In wintertime, a lot of people find themselves on a spectrum ranging from diagnosed Seasonal Affective Disorder to bouts of wintertime blues and blahs, and I’m no exception. Early winter is pretty and novel, but by late January, after months of very little exposure to sunlight, it’s hard for some people to stay productively motivated some days, hard to even get out of bed and function normally, hard to be social, hard for a lot of people to do a lot of things. Depending on the severity of winter weather, the hours one keeps, location, internal brain chemistry, and a score of other factors, winter can really be an emotional struggle for some.
Like many, winter and I have not always danced well together. Some winters, I feel overtaken and exhausted by February, frayed and downhearted some days, easily overwhelmed and worn out; it’s what I do. Winter has long been a place of dread for me, one that’s even clouded full appreciation for beautiful autumnal weather some years, simply knowing winter lurks around the corner, and with it, a scattering of days with dark and heavy clouds to wait-out until April. But, this year, I’m trying an experiment.
This year, my goal is to embrace, enjoy and completely make friends with winter. Which is not to say I can out-Pollyanna my own brain’s wiring (and by no means am I suggesting clinical depression can or should be solely managed, if that’s your situation), but I know there are plenty of things I can do to put myself in the best possible place this season, and I’m going to do them. If I emerge having enjoyed winter, I win.If I emerge only having taken the edge off, I still win. (The subtext here is that the end last last year’s winter was a particularly tough one, for me but much worse for plenty of others, though not many of us really talked about that, or at least not until we were all safely on the shore of Springtime.)
For one, I’m aiming to be very mindful of the words and language I use about winter this year. Example: last night brought the first snowfall of the season to Chicago, and with it, a wave of social media posts starting with some variation of “Ugh, fuck snow.” One status even read, “I fucking hate snow. It’s really beautiful right now, though,” which felt like the epitome of what might be mass-hatred, but also might be, to some degree, snark and negativity as the default language of the online world. So, rather than getting swept up in the hivemind snow basing, rather than thinking ahead to the slippery sidewalks I might navigate at some point in the next week, or gray slush I might wade through in a few months, I want to focus on the present and the facts, which have little choice but to lead me to a more positive conclusion.
And, at present, the snow is beautiful. It’s coming down fast and strong, in large snowflakes swirling into increasingly larger piles as the ground temperature grows colder and colder. The sky is somewhere between blue, gray and light purple, and little snowdrifts are gathering on the tiny ledges between bricks on old Chicago buildings, and icing the bare trees to look almost enchanted. Good start.
There’s also a degree of radical, deliberate self-care (see this, this, this, and certainly this) I plan to apply heavily and regularly over the next several months, more than usual, too. Not just on days when I feel spent and too blah to do any of it, but regularly-scheduled, pre-planned, good-for-the-soul things I’ve come up with to keep emotional batteries charged to function their best.
I’m also looking to winter-navigating experts for wisdom that I can apply to myself. Par exampluh, a recent piece in Fast Company looked lightly at Norwegian attitudes around winter, particularly those of people in far northern points bordering the Arctic Ocean, and included a summary of the research findings from Fullbright scholar Kari Leibowitz, who spent a year looking at the relatively low rates of seasonal depression in those areas. The gist: strong social ties, cultural emphasis placed on winter-only activities, seeking sun exposure even in small doses, and this fascinating concept of koselig, which sort of means “cozy” but extends deeper into daily actions, simplicity, and comfort, and can be used to describe an interaction, a meal, a room, a person, etc. all led to a fairly sunny outlook in the population, overall. (The idea of koselig is also irresistable to me. I first heard the word, and soon after, found myself down a research rabbit hole of trying to learn how to emulate it.)

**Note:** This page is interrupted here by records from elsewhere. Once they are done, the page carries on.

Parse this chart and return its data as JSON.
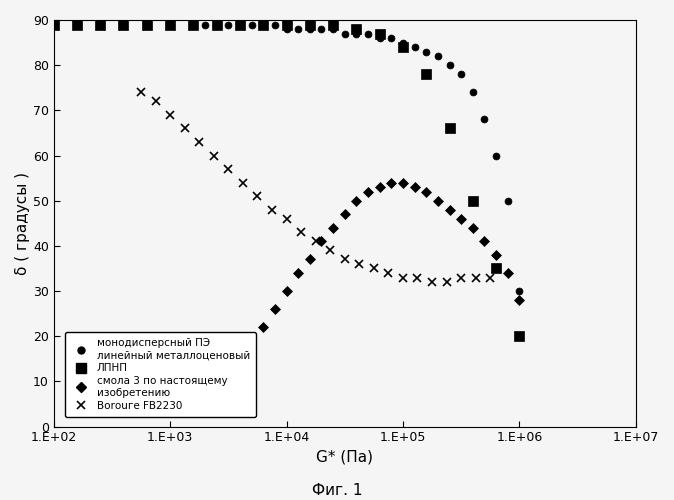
{
  "title": "Фиг. 1",
  "xlabel": "G* (Па)",
  "ylabel": "δ ( градусы )",
  "ylim": [
    0,
    90
  ],
  "yticks": [
    0,
    10,
    20,
    30,
    40,
    50,
    60,
    70,
    80,
    90
  ],
  "background_color": "#f0f0f0",
  "series": [
    {
      "label": "монодисперсный ПЭ\nлинейный металлоценовый",
      "marker": "o",
      "color": "#000000",
      "markersize": 5,
      "x": [
        2000,
        2500,
        3162,
        3981,
        5012,
        6310,
        7943,
        10000,
        12589,
        15849,
        19953,
        25119,
        31623,
        39811,
        50119,
        63096,
        79433,
        100000,
        125893,
        158489,
        199526,
        251189,
        316228,
        398107,
        501187,
        630957,
        794328,
        1000000
      ],
      "y": [
        89,
        89,
        89,
        89,
        89,
        89,
        89,
        88,
        88,
        88,
        88,
        88,
        87,
        87,
        87,
        86,
        86,
        85,
        84,
        83,
        82,
        80,
        78,
        74,
        68,
        60,
        50,
        30
      ]
    },
    {
      "label": "ЛПНП",
      "marker": "s",
      "color": "#000000",
      "markersize": 7,
      "x": [
        100,
        158,
        251,
        398,
        631,
        1000,
        1585,
        2512,
        3981,
        6310,
        10000,
        15849,
        25119,
        39811,
        63096,
        100000,
        158489,
        251189,
        398107,
        630957,
        1000000
      ],
      "y": [
        89,
        89,
        89,
        89,
        89,
        89,
        89,
        89,
        89,
        89,
        89,
        89,
        89,
        88,
        87,
        84,
        78,
        66,
        50,
        35,
        20
      ]
    },
    {
      "label": "смола 3 по настоящему\nизобретению",
      "marker": "D",
      "color": "#000000",
      "markersize": 5,
      "x": [
        6310,
        7943,
        10000,
        12589,
        15849,
        19953,
        25119,
        31623,
        39811,
        50119,
        63096,
        79433,
        100000,
        125893,
        158489,
        199526,
        251189,
        316228,
        398107,
        501187,
        630957,
        794328,
        1000000
      ],
      "y": [
        22,
        26,
        30,
        34,
        37,
        41,
        44,
        47,
        50,
        52,
        53,
        54,
        54,
        53,
        52,
        50,
        48,
        46,
        44,
        41,
        38,
        34,
        28
      ]
    },
    {
      "label": "Borоuгe FB2230",
      "marker": "x",
      "color": "#000000",
      "markersize": 6,
      "x": [
        562,
        750,
        1000,
        1334,
        1778,
        2371,
        3162,
        4217,
        5623,
        7499,
        10000,
        13335,
        17783,
        23714,
        31623,
        42170,
        56234,
        74989,
        100000,
        133352,
        177828,
        237137,
        316228,
        421697,
        562341
      ],
      "y": [
        74,
        72,
        69,
        66,
        63,
        60,
        57,
        54,
        51,
        48,
        46,
        43,
        41,
        39,
        37,
        36,
        35,
        34,
        33,
        33,
        32,
        32,
        33,
        33,
        33
      ]
    }
  ],
  "legend_entries": [
    {
      "label": "монодисперсный ПЭ\nлинейный металлоценовый",
      "marker": "o",
      "color": "#000000"
    },
    {
      "label": "ЛПНП",
      "marker": "s",
      "color": "#000000"
    },
    {
      "label": "смола 3 по настоящему\nизобретению",
      "marker": "D",
      "color": "#000000"
    },
    {
      "label": "Borоuгe FB2230",
      "marker": "x",
      "color": "#000000"
    }
  ]
}
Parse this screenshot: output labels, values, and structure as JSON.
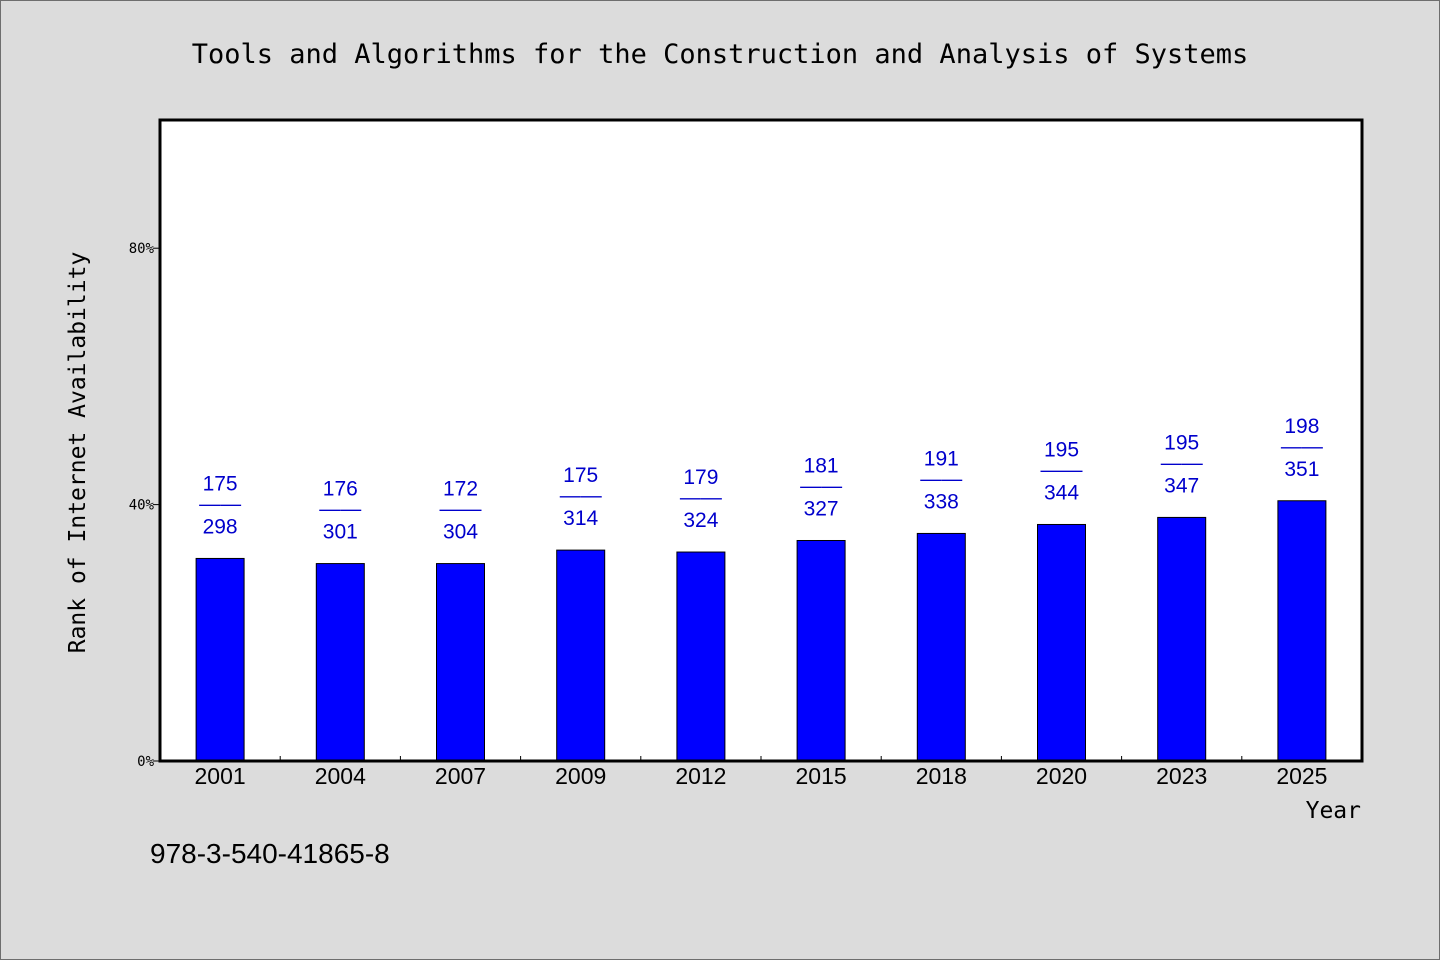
{
  "chart_data": {
    "type": "bar",
    "title": "Tools and Algorithms for the Construction and Analysis of Systems",
    "xlabel": "Year",
    "ylabel": "Rank of Internet Availability",
    "categories": [
      "2001",
      "2004",
      "2007",
      "2009",
      "2012",
      "2015",
      "2018",
      "2020",
      "2023",
      "2025"
    ],
    "series": [
      {
        "values": [
          31.6,
          30.8,
          30.8,
          32.9,
          32.6,
          34.4,
          35.5,
          36.9,
          38.0,
          40.6
        ],
        "labels_top": [
          "175",
          "176",
          "172",
          "175",
          "179",
          "181",
          "191",
          "195",
          "195",
          "198"
        ],
        "labels_bottom": [
          "298",
          "301",
          "304",
          "314",
          "324",
          "327",
          "338",
          "344",
          "347",
          "351"
        ],
        "separator": "——"
      }
    ],
    "ylim": [
      0,
      100
    ],
    "yticks": [
      0,
      40,
      80
    ],
    "ytick_labels": [
      "0%",
      "40%",
      "80%"
    ],
    "grid": false,
    "bar_color": "#0000ff",
    "label_color": "#0000cc"
  },
  "footer": {
    "text": "978-3-540-41865-8"
  }
}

More to be said here throughout the winter, particularly next week when the hyper-consumer culture that glorifies busy-ness, socialized expectations and stress completely chokes my neighborhood under the guise of “holiday shopping” and I’ll want to scream every time I walk outside. I’m mulling on navigating all that from a happy place. For now, it’s snowing so hard in Chicago that I can barely see the buildings across my street, I’m thankful to be on the warm side of a windowpane through which to see it, and that’s good enough for today.